Pelo motivo dos 1025 anos do "Batismo da Rússia" (o rei São Vladimir, neto de Santa Olga, cristianizou toda a Rússia original -na Ucrânia- no ano 998), o novo Vladimir convocou os líderes das igrejas ortodoxas para reforçar seu papel como protetor dos cristãos, lamentando que a Europa e a América não façam nada pelos cristãos perseguidos nas terras do Islã.
Constantino convocava concílios...
Se o imperador Constantino e seus herdeiros convocaram concílios na Segunda Roma (Constantinopla), Putin representa sua liderança protetora da Terceira Roma, e chamou delegações de 15 igrejas ortodoxas auto-céfalas que somam uns 225 milhões de cristãos (a imensa maioria na Rússia, onde os praticantes são escassos: entre 2 e 5% dos ortodoxos vão à Igreja, inclusive na Páscoa).
As 15 igrejas assistentes:
- Constantinopla
- Alexandria (ortodoxos do Egito e da África, não são coptos)
- Antioquia (ortodoxos sírios)
- Jerusalém
- Geórgia
- Sérvia
- Albânia
- Romênia
- Bulgária
- Chipre
- Polônia
- Tcheca
- Eslováquia
- Grécia
- Rússia
- Igreja Ortodoxa Russa na América
Mesmo participando os Patriarcas da Rússia, Geórgia, Romênia e outros países, o Patriarca ecumênico Bartolomeu I de Constantinopla enviou só um delegado de posição menor.
As Igrejas ortodoxas ali reunidas decidiram emitir uma declaração alertando sobre a ameaça de desaparição dos cristãos na Síria por causa da guerra civil, sob a qual se solapa uma perseguição direta e violenta contra a minoria cristã.

Toda Síria afeta todo Oriente
"Não devemos permitir a desolação do Oriente Médio do ponto de vista da presença da cristandade.
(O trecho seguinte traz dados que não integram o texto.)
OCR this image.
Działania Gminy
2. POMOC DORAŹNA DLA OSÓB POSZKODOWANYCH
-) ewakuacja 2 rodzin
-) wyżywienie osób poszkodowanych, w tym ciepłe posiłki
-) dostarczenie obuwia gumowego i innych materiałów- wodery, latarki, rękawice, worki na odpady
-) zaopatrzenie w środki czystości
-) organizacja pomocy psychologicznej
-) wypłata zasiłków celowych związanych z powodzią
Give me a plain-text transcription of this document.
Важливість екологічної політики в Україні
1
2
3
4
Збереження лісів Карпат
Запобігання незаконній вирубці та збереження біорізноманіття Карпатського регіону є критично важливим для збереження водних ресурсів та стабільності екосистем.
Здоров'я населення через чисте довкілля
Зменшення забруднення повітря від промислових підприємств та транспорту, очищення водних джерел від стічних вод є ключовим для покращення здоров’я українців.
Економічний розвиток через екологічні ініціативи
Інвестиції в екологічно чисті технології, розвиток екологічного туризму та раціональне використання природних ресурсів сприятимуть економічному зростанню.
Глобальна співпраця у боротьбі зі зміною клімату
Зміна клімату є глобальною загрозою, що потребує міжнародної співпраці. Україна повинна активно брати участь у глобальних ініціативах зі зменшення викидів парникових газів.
Isso seria uma catástrofe da civilização. Nossas origens estão ali, dali provém nossa fé", avisou o Patriarca Kiril de Moscou.
O patriarca russo recordou que no passado já houve outros casos em que os cristãos ortodoxos foram expulsos dessa região de maioria muçulmana. E advertiu que o que ocorrer com a comunidade cristã na Síria influirá na sorte dos cristãos em todo Oriente Médio.
Rússia, exemplo de paz inter-religiosa
Putin falou como um estadista com visão global tentando despertar a comunidade internacional. Recordou que se violam os direitos das minorias religiosas em todo o mundo, especialmente os dos cristãos, e que a humanidade "deve tomar medidas para freá-lo". Mencionou "especialmente o Oriente Médio e a África do Norte".
E postulou o exemplo da Rússia como país de grande tamanho, com grande diversidade religiosa, abundância de população muçulmana e "enorme experiência em chegar a um acordo e uma paz inter-confessional", experiência que a Rússia está disposta a compartilhar.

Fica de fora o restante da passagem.